What’s going on here?
US holidaymakers took time off from booking trips, which could push the stateside economy toward an unwelcome break.
What does this mean?
The travel industry’s latest earnings calls were hardly, ahem, high-flying. In fact, with US customers cutting back on bookings, "softness" was the buzzword across Expedia, Marriott, Airbnb, and Hilton – mentioned 16 times, no less. Naturally, those in the higher tax brackets were still jet-setting overseas, but that one-sided demand has left airlines slashing fares to fill empty seats on cheaper domestic flights. Even Disney’s noticed, reporting lower income at its theme parks and bracing for that to continue.
Why should I care?
For markets: Vacations are serious business.
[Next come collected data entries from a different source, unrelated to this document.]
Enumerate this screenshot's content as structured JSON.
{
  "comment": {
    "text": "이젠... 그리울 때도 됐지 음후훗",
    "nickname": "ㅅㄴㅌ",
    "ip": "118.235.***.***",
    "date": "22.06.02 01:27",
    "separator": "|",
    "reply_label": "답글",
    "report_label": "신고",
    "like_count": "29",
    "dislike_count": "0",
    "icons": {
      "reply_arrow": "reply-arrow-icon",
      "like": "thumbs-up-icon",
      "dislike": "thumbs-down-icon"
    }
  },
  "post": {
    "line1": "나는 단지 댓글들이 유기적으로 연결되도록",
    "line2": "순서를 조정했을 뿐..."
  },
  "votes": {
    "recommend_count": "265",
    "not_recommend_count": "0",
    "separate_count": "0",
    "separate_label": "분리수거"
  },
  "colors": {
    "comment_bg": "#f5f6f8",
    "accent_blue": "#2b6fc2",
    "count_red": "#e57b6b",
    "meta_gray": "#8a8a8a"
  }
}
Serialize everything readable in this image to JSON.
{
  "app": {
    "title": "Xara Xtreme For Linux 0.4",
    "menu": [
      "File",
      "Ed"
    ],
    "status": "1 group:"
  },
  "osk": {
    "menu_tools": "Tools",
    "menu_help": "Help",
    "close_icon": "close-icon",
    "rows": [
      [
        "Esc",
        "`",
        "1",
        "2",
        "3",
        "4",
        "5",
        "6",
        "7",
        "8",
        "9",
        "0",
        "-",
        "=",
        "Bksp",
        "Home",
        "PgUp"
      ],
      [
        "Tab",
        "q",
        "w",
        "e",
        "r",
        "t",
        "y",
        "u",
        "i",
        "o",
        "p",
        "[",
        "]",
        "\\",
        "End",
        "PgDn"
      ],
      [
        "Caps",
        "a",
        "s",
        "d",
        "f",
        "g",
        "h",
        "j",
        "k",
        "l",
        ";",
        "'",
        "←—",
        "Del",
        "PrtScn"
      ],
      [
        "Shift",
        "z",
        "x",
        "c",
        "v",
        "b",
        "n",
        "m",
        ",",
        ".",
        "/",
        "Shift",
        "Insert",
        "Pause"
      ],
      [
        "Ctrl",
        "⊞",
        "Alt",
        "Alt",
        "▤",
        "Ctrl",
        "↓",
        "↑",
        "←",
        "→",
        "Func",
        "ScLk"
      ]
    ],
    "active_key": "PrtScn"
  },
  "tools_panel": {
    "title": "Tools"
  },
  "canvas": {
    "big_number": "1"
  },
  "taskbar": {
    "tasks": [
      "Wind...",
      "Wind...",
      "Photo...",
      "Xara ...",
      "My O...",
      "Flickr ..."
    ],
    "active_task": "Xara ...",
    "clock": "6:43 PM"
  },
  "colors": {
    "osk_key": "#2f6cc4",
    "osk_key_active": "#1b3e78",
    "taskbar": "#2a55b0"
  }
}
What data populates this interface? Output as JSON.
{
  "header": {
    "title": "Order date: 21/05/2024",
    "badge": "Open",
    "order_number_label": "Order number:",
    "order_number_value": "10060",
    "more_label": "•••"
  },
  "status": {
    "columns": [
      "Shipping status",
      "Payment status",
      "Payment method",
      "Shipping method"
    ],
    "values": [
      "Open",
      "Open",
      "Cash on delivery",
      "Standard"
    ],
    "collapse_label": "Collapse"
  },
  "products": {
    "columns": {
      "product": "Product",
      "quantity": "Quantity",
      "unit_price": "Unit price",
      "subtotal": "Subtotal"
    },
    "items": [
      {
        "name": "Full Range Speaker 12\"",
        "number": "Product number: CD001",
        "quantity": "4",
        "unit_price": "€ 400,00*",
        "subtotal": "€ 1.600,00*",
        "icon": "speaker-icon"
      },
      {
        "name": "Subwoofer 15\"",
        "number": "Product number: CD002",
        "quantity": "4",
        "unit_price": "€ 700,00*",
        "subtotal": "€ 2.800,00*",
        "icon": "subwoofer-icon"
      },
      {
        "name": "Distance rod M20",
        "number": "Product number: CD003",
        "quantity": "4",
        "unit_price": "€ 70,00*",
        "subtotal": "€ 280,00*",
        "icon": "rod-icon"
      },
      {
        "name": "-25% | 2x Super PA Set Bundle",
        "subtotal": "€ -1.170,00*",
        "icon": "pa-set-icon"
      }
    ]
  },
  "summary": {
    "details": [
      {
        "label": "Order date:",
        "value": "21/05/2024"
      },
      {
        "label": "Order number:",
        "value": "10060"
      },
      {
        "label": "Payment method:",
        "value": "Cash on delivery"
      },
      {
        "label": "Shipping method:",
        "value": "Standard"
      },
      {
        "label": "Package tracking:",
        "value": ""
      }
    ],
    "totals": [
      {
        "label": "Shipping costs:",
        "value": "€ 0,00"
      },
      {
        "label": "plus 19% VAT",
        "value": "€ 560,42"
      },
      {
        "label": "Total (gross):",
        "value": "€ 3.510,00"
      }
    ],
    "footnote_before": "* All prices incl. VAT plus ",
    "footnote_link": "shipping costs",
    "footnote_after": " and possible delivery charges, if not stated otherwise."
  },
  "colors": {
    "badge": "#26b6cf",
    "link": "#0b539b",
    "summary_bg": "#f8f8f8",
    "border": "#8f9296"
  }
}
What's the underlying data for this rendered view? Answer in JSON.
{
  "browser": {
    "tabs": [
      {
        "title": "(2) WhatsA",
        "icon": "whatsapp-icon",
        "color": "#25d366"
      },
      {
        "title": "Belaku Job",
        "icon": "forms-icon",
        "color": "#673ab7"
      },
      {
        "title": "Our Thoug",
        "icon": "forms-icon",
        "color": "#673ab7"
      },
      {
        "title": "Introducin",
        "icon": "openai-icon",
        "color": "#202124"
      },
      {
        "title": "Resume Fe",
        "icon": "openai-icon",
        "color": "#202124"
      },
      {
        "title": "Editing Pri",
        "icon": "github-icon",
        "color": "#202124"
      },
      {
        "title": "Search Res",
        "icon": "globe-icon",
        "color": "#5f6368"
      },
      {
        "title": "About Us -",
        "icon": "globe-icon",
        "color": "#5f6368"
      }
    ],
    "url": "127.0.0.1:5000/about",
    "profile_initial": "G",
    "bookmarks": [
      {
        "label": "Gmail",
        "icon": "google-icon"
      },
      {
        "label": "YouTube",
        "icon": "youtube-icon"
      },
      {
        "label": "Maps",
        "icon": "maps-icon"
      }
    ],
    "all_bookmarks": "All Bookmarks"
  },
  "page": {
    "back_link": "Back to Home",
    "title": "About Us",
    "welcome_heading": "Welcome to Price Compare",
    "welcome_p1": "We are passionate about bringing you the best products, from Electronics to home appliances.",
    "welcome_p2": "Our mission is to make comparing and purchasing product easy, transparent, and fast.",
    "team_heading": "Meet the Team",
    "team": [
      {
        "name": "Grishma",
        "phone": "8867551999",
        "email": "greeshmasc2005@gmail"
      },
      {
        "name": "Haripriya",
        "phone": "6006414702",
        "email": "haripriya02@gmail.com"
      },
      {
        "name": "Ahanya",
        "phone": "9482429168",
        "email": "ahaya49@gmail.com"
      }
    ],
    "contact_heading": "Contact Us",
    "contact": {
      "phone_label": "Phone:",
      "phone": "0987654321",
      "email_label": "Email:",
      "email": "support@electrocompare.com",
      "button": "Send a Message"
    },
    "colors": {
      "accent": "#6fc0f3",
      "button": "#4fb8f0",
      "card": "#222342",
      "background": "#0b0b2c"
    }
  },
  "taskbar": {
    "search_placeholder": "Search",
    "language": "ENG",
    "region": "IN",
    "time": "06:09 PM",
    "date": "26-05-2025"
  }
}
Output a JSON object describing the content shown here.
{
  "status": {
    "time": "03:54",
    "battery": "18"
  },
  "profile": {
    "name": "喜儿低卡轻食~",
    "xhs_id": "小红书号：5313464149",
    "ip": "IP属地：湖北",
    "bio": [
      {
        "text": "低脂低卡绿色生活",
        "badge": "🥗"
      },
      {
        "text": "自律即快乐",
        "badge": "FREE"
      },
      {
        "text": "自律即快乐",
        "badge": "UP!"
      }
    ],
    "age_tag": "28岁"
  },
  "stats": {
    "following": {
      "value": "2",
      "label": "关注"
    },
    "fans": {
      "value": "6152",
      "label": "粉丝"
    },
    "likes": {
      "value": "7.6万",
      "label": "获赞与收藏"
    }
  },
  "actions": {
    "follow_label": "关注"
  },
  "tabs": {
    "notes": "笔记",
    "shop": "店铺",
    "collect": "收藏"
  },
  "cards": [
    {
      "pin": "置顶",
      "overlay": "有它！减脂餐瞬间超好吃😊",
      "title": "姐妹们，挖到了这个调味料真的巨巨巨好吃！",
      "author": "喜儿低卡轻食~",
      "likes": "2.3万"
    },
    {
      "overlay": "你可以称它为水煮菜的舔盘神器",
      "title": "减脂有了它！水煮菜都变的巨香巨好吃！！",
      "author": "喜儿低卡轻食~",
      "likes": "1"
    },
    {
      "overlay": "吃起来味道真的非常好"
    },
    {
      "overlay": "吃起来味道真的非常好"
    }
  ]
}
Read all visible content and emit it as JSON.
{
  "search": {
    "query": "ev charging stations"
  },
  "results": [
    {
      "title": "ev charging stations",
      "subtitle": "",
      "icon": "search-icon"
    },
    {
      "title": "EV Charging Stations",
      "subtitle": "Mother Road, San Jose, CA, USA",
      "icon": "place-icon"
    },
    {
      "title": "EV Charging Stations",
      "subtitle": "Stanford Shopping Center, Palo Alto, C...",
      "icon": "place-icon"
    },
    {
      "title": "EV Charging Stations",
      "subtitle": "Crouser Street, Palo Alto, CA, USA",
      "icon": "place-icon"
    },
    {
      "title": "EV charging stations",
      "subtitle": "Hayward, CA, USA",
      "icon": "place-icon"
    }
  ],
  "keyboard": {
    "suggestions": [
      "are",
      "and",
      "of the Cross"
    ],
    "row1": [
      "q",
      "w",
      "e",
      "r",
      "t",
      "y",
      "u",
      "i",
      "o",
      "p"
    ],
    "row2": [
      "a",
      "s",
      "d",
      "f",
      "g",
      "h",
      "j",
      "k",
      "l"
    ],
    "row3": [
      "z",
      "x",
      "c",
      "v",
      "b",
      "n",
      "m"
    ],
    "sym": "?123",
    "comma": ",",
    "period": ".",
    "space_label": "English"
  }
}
Travel spending is a key economic indicator: because folk cover their essentials before working through their disposable income, the amount they budget for vacations hints at both their financial situation and confidence. And remember, consumer spending drives about two-thirds of the US economy, so when Americans tighten their belts, businesses feel the pinch and might start cutting costs, often by laying off workers. Combine that travel drop-off with recent data – like worse-than-expected job numbers – showing that the US economy might not be as hardy as hoped, and you can see why economists are betting that the Federal Reserve will start cutting rates in September.
The bigger picture: Investors stopped playing Risk.
After a less-than-impressive earnings season, economists are wondering whether the recent hiring slowdown and uptick in unemployment are early signs of a recession or just a temporary hiccup. But junk bond investors, who deal with the debt of high-risk companies, aren’t taking any chances. See, last week’s sudden stock market panic made investors reevaluate the amount of risk in their portfolios – and they pulled the most money out of junk loan funds since early 2020, wary of the effect an economic slowdown could have on debt-laden companies.